I'd like to add four things that really helped me getting the right data and the right analysis: get familiair and socialize with the people that actually own and manage the data. In most cases these are database administrators (DBAs) or support engineers of all sorts of databases and systems. I work for a large company with many data stores, most of them with authorization required. I needed all kinds of permissions to get access to the data and it helped a lot to talk to the DBAs, hang around a bit and explaining to them what I do and why I need the information. Eventually it was much easier to get access to the right data, reports or queries. In most occasions you should focus not only on the answer or evidence you were looking for but also to find new insights. Browsing through all this data, what can you learn from it? Are there connections between data sources that can help you spot new trends or gain better insights? Just take some extra time to dive deeper into the pile of data. This will create additional value for your role and guard you from being the upper management's reporting robot :-) Visualization is essential. Data is just data. Gathering insights is what matters and insights will have a higher impact when they are presented properly. When you are preparing for a big board presentation and you have a designer in your team or company make sure you involve him or her in the visualization of your data. Designers usually like these kind of small favours. Some people mentioned programming tools to work with data. I use small Unix tools such as 'awk', 'sed', 'grep' etc a lot to prepare the data before importing it into Excel. They are easier to install and work with than most programming languages. They work on Windows and Macs as well.

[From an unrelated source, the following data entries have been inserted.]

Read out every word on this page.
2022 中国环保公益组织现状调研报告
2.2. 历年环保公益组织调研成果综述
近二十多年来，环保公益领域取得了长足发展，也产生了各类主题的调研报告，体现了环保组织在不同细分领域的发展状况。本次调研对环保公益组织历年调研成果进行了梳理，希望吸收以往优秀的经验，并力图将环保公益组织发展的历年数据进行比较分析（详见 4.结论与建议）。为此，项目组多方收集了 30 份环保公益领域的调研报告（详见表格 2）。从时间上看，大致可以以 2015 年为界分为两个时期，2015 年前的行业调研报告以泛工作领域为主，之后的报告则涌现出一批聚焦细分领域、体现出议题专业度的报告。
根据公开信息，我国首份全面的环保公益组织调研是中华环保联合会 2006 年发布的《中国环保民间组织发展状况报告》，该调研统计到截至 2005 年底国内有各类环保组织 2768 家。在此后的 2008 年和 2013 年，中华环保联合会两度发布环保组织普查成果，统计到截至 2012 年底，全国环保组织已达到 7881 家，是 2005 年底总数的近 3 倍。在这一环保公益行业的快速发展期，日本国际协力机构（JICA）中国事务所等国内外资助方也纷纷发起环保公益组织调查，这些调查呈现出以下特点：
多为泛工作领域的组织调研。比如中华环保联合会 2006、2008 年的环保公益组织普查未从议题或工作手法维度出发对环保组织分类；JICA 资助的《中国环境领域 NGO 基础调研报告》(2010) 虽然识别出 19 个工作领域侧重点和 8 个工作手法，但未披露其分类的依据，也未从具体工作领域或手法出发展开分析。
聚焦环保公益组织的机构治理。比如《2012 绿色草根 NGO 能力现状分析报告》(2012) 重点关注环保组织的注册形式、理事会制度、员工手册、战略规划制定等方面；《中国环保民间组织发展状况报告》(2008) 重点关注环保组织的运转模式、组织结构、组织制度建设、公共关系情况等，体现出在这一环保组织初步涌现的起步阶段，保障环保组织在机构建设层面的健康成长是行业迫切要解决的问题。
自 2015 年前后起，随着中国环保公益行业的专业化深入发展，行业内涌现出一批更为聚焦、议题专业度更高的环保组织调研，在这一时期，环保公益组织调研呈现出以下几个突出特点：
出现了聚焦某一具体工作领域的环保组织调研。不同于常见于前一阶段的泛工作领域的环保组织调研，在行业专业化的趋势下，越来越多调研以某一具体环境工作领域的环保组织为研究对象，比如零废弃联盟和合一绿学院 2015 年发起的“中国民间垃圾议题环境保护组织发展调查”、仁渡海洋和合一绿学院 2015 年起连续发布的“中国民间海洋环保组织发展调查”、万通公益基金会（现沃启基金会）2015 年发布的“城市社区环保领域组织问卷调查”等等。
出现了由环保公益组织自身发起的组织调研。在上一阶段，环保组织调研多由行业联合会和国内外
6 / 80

And if you'd like to read more on data analysis then I also recommend Ian Ayres' book 'Super crunchers'

There are two classes of skills that a successful data analyst has: both soft and technical skills. The core work flow for a data analyst is several fold. Once a problem has been defined, and a hypothesis is to be tested, the data must be drawn out and then analyzed. The resulting analysis is written up and communicated to the interested stake holder. In order to do this there are several hard and soft skills that are required. Technical Skills: 1. A basic knowledge of statistics to a rigorous understanding of Machine Learning. Most consumers of analysis will not look at more than descriptive analysis (means, medians, significance). 2. Computer skills that are useful are a Querying Language (SQL,Hive,Pig), a scripting Language (Python,Matlab), a Statistical Language (R, SAS, SPSS), and a Spreadsheet (Excel). Soft Skills 1. Defining the problem and narrowing the analysis down often requires a lot of soft skills. Balancing the demands on your time to reduce infinite what-if scenarios and understanding the requestors needs requires good communication and understanding of the business needs. Avoid agreeing to delivering too much information that will be not useful to solving the core issues. 2. Knowing the audience. There is a different presentation required for a PM or a CEO. As a Data Analyst, you will be often required to answer to both. A typical PM will want a more collaborative interaction with more scenarios spelled out and a less polished presentation. A CEO will often be looking for a specific recommendation in a small polished presentation. 3. Delivery. Having a wonderfully accurate predictive model, that has been backtested to deliver a low RMSE, or an AB test that can increase conversion 15% without reducing sales price are all great results. However, without a great presentation key findings may be left out of product road maps and in the backlog for months or years.